The Saints and the Rams are vying not only for a high playoff berth, but for home field advantage throughout the playoffs. Homefield advantage is given to the team with the best record within each conference, so being that New Orleans and Los Angeles are in the same conference, only one of them will be granted home field advantage throughout the playoffs.
Through week nine of the regular season, New Orleans sits at 7-1 and Los Angeles is sitting at 8-1. With New Orleans on a seven-game win streak, they are certainly making a case as the hottest team in football.

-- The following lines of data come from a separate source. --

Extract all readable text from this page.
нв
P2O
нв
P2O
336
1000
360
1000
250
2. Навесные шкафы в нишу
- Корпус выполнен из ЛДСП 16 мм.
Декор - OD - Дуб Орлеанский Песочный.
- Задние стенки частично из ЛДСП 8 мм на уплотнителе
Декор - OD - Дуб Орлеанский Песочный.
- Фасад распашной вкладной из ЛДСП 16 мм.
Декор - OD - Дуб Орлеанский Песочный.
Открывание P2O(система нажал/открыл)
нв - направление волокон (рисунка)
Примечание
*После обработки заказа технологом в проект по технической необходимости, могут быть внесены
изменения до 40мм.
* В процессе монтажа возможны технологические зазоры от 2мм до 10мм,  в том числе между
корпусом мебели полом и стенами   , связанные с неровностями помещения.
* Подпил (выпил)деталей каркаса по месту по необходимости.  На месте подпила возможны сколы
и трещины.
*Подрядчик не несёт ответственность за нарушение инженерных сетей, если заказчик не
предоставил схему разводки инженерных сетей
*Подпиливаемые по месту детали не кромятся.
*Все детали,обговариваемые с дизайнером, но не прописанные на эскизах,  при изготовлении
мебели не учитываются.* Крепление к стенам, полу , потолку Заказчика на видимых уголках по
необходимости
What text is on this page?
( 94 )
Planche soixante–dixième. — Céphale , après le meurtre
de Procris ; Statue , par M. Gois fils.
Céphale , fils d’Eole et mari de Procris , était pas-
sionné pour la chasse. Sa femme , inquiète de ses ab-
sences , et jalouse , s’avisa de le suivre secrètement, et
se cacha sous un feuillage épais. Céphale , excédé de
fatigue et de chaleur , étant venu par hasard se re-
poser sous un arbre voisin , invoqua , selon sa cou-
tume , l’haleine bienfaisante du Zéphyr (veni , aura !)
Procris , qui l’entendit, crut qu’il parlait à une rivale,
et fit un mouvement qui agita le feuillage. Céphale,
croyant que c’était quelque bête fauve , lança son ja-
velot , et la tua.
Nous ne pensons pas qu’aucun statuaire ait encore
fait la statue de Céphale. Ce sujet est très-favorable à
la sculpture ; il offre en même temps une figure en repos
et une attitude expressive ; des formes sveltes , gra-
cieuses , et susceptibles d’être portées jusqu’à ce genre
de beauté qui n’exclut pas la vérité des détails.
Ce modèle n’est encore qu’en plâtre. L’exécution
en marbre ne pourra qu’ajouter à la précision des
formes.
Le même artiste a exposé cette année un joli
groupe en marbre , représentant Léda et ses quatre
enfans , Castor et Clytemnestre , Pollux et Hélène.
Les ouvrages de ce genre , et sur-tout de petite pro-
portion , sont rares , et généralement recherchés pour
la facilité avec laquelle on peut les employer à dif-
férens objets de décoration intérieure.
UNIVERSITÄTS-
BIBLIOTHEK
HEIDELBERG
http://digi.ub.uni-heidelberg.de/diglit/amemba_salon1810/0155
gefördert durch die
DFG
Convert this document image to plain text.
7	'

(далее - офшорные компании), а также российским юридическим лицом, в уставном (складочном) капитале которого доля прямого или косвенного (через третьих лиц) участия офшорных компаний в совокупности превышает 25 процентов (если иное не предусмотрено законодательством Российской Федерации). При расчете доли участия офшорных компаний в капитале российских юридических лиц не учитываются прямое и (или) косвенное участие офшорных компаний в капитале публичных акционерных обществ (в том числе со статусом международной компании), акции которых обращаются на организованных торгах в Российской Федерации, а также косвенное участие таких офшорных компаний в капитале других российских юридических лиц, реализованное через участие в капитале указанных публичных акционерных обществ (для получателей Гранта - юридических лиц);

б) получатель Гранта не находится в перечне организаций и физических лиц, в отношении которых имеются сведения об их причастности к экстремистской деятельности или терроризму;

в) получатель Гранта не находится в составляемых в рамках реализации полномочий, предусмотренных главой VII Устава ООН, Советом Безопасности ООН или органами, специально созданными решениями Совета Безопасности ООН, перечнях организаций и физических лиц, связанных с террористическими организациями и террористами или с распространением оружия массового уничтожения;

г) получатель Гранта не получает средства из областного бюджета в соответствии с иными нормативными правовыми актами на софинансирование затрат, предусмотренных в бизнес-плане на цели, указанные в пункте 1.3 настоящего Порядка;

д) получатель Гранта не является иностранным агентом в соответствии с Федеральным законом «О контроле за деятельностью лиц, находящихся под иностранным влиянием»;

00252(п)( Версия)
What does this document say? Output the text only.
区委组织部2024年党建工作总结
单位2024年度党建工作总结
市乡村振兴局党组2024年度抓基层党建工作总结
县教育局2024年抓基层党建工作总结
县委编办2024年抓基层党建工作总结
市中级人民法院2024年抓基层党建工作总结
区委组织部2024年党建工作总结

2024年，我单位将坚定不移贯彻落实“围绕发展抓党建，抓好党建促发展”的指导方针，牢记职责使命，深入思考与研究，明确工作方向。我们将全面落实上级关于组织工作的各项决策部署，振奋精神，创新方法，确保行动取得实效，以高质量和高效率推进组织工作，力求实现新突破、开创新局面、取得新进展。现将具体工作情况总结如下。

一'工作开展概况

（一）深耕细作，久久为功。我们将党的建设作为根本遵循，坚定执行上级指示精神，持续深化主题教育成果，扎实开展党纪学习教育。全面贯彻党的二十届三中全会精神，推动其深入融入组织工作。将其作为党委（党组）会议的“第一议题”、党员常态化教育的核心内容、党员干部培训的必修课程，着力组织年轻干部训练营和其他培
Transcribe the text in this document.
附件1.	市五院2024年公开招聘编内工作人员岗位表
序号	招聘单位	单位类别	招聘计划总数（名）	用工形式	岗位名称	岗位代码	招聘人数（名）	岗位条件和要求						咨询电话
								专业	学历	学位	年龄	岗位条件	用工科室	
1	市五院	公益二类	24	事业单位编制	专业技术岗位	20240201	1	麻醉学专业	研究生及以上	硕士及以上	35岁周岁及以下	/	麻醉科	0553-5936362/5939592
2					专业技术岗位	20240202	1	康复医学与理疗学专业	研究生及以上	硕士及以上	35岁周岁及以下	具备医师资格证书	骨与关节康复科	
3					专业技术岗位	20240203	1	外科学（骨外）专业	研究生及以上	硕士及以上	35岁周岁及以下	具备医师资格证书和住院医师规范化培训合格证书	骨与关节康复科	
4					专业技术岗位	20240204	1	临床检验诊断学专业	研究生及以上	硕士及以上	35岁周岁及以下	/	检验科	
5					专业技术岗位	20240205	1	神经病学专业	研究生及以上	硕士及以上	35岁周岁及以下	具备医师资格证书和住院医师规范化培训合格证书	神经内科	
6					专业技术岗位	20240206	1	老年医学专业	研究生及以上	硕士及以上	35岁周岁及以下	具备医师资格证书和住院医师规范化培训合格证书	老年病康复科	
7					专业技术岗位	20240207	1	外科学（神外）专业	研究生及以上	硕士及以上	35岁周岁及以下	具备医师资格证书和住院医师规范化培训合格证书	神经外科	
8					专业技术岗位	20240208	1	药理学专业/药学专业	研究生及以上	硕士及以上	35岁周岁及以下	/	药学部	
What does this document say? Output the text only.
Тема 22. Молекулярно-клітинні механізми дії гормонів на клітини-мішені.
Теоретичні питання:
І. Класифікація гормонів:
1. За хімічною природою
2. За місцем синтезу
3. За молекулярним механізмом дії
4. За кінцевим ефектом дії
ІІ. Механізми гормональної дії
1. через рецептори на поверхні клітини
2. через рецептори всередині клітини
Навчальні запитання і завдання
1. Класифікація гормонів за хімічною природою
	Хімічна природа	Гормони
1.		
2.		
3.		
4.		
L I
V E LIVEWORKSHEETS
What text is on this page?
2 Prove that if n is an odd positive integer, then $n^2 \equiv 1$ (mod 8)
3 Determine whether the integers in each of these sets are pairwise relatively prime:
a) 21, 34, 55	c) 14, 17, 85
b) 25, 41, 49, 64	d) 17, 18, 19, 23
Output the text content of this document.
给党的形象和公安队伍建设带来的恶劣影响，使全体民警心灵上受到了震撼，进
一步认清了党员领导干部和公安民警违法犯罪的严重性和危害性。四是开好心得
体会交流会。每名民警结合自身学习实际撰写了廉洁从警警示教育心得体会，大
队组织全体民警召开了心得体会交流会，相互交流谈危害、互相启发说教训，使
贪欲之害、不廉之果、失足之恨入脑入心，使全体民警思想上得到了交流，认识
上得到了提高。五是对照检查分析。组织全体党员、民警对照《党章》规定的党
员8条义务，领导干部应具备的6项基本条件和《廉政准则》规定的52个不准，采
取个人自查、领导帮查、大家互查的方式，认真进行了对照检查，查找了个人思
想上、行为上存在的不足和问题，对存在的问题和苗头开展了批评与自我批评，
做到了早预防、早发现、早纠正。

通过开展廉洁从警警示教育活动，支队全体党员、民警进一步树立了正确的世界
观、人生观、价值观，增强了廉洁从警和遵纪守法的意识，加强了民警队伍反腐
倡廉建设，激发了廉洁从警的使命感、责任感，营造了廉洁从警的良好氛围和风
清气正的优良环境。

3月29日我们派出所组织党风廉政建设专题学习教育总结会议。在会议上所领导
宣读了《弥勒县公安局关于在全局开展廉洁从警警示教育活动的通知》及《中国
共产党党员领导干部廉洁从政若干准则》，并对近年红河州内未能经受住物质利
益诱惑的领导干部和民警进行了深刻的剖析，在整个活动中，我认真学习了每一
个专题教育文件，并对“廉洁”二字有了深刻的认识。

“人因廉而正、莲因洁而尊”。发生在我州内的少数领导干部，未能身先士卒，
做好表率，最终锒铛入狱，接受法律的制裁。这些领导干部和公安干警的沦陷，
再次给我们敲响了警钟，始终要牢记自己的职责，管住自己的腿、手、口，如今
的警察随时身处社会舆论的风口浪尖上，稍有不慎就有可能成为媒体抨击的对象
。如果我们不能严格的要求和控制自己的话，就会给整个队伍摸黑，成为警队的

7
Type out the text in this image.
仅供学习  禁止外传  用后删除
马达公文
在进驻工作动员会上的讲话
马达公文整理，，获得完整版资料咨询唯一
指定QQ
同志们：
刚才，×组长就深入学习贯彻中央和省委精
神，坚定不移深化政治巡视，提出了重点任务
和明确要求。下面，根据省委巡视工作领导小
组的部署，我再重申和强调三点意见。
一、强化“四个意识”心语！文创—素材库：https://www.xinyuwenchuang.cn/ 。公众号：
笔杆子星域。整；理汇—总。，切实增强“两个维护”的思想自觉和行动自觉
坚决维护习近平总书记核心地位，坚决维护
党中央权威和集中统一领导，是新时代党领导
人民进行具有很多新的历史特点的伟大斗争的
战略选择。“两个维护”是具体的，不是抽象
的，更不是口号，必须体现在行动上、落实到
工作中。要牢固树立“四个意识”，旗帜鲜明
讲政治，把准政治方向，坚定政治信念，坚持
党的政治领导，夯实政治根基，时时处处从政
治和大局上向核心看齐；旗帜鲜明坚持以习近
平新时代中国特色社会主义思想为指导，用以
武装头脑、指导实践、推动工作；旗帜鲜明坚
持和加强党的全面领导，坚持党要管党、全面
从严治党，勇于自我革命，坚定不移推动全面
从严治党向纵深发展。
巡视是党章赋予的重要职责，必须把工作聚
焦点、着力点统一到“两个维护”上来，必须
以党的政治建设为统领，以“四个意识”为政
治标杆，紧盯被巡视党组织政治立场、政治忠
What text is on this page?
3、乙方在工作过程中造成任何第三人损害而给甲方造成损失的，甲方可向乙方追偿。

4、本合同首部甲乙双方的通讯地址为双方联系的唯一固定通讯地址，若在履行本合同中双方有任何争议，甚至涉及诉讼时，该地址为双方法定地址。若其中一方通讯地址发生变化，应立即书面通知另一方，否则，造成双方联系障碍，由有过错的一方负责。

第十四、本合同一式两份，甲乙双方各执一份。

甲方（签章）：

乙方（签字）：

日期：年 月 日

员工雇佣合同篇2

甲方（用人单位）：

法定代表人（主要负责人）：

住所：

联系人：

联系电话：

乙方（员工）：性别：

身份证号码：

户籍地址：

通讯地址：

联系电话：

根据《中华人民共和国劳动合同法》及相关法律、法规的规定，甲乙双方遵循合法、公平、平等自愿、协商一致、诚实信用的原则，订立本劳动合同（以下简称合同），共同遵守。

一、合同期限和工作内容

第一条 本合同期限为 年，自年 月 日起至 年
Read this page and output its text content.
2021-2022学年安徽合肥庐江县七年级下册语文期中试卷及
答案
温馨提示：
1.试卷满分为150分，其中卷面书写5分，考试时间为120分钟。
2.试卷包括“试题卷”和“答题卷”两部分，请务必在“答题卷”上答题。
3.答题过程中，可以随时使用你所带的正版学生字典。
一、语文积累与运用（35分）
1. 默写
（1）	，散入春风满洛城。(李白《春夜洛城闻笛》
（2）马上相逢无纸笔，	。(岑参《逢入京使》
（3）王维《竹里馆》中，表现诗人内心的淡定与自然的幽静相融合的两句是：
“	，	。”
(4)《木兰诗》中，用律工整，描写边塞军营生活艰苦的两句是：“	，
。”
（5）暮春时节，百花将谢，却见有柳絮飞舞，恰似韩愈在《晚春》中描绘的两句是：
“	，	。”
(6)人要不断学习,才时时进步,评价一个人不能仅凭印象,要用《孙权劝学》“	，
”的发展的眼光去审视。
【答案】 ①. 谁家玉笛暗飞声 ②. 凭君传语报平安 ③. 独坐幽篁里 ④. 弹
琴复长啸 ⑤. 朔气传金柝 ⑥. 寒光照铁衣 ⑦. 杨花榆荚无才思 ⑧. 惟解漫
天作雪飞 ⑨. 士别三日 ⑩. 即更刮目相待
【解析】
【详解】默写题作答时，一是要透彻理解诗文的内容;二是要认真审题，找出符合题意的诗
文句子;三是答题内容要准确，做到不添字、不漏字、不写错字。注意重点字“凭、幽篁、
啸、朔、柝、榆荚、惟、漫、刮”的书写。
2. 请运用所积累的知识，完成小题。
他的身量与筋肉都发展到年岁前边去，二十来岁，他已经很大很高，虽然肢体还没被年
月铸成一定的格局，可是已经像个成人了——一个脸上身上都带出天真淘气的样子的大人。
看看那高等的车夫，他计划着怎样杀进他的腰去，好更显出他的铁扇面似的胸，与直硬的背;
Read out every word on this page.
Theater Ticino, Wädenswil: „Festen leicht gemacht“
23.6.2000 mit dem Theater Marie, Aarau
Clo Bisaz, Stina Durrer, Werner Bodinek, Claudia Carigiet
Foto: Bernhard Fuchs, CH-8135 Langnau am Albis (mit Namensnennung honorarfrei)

The Saints are headlined by an all-star coach, Sean Payton, and a handful of Pro-Bowlers on both sides of the ball. Quarterback Drew Brees, running back Alvin Kamara and wide receiver Michael Thomas are primed to keep this elite offense humming. Also, lets not forget the recent singing of Dez Bryant, a player that can potentially add an entire new layer to the offense.
On the defensive side of the ball, defensive back Marshon Lattimore and defensive lineman Cameron Jordan lead the way. Brees is playing at an MVP-caliber level, with the highest quarterback rating in the league and 18 touchdown passes on the year. He has found comfort in his top two options, Thomas and Kamara, with them both proving to be elite players at their respective positions.
Los Angeles has an MVP candidate of their own: Todd Gurley. With young quarterback Jared Goff and up-and-coming coach Sean McVay at the helm, Los Angeles leads the league in offensive yards per game, with Gurley leading the league in rushing yards and touchdowns.
Wide receivers Robert Woods, Cooper Kupp and Brandin Cooks all provide sure-handed targets for Goff and serve as exceptional compliments to Los Angeles’ elite running attack. Their defensive line is stacked with finesse and strength, with all of their starting defensive linemen being former first-round picks.
Dante Fowler, Aaron Donald, Ndamukong Suh and Michael Brockers make for a scary challenge for opposing offensive lines. All-Pro cornerbacks Marcus Peters and Aqib Talib reside in their secondary, but injuries and inconsistency have left them playing far below where they expect to be.
The key difference between these offensive powerhouses is their defensive consistency. Wade Phillips, Los Angeles’ defensive coordinator, believes that their play has not reached the standards they should be reaching.
New Orleans’ defense has been stout against the run, allowing the least rushing yards per game in the league.
They brought in Peters, Talib, Suh and Fowler over the past season, and it still seems that they are all trying to mesh together and become comfortable. By the time the playoff push comes around, both teams should be equally fired up to prove they are the best team in the NFC.
At this point, the battle for the title pits two different cultures against each other. The wisdom and experience of Brees and Payton against the youth and tenacity of Goff and McVay.
For now the Saints will have a big advantage over Los Angeles after their win on Sunday, but there’s still plenty of ground for the Rams to cover. It is only a matter of time until it’s seen who claims the NFC.